Now, now. As ATY, says: "Don't bite the hand that feeds you."

I don't think we would have gone for "Borealia", though--too abstract, and without an obvious reference to ourselves.

Huh? Borealis was one of the names orignally tossed into the ring at Confederation.

How do you think Australia got its name?

Sir Francis said...

How do you think Australia got its name?

Hmm...I'm guessing the fact that British authorities were very much not interested in getting input from the inhabitants had something to do with it.

Ti-Guy said...

Indeed. But it's still dumb name for a country, don't you think?

I may be biased, though, I confuse Autriche with Autruche and quite often end up thinking the Ostrich is indigenous to either Austria or Australia.

Sir Francis said...

Indeed. But it's still dumb name for a country, don't you think?

You bet. Right up there with Greenland. Why not just call it "Landland"?

By the way, what say you about the latest humiliation offered to your peuple? Have you been in touch with the local chapter of the FLFO (Front de la libération franco-Ontarien)? :)

Tomm said...

Sir Francis,

Good post. Canada Day in my town included a parade with 3 horses and a fire truck, a barbeque at the legion, local musicians playing bluegrass, native C&W, and raunchy rock.

A little different than Ottawa. But still very Canadian.

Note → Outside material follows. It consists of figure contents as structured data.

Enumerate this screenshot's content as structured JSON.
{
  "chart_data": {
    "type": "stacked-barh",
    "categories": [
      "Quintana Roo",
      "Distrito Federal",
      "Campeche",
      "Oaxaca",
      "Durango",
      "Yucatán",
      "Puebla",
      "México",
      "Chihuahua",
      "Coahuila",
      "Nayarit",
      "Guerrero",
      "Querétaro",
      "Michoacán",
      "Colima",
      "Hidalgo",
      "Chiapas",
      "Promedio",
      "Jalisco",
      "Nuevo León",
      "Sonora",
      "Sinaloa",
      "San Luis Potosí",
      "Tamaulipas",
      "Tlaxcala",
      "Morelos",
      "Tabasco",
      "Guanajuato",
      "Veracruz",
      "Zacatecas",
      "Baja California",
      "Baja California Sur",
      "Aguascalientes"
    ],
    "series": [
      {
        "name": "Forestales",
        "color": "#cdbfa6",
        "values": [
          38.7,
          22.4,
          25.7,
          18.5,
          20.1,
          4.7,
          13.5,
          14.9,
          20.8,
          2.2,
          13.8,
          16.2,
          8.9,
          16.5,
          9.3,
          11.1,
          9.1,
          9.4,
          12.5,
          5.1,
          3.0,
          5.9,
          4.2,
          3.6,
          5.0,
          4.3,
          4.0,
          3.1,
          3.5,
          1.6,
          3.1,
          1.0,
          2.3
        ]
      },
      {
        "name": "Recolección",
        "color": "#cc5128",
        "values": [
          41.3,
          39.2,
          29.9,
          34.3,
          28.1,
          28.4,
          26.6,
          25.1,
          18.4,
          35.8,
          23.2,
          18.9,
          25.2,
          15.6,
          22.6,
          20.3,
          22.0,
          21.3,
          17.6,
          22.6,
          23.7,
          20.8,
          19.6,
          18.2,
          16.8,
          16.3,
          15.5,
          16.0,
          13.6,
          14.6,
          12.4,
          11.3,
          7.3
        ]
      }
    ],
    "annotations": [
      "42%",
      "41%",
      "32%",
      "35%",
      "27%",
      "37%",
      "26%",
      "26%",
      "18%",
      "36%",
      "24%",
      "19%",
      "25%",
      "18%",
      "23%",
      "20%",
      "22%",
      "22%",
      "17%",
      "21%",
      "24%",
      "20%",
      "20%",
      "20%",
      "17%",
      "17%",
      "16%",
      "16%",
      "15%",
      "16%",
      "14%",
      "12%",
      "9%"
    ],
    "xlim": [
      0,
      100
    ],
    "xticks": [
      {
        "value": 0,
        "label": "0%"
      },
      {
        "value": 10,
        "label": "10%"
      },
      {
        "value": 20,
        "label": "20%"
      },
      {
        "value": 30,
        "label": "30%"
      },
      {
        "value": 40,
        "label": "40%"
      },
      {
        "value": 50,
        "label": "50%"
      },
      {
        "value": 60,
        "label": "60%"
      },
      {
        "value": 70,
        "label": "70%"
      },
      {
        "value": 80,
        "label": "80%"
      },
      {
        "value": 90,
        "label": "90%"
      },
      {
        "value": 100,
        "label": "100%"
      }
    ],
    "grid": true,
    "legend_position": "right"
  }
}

Does this mean there is more than one Canada, or just variations on a theme?

Ti-Guy said...

Have you been in touch with the local chapter of the FLFO (Front de la libération franco-Ontarien)? :)

..euh...ontarienne.

And yes, I have. We're blowing up ATY's shrine to Elizabeth I next week.

Oh, relax, CSIS Operative #389. I'm just kidding.

Sir Francis said...

..euh...ontarienne.

Câlisse!

Sir Francis said...

A little different than Ottawa.

Not really. Virtually everything you describe occurred in Ottawa as well (except the fire truck!). Perhaps, despite the best efforts of our divisive hack politicians, Canadians are more alike than you think.

Let's face it: national holidays transpire pretty much the same way across the world. Much "Hooray-for-us" ballyhooing during the day and much public urination and vomiting after dark. Whatever.

I'm not "proud" to be Canadian. I did nothing to earn it; I was born into it. I would as logically be proud to be green-eyed.

Canadian citizenship is not something to be proud of. It's something to live up to. Too few of us manage to do so, our so-called "leaders" and all the rest of the buffoonish denizens of the House of Comics least of all.

Tomm said...

Sir Francis,

You are absolutely correct, we don't even know what it is we need to live up to.

Politician's certainly wouldn't find votes in an effort to tell us either. We are stuck in a national purgatory of bad politics and poor appreciation for our own birth right.

Dylan said...

Amen, Sir Francis! And a belated Happy Canadas Day to you too!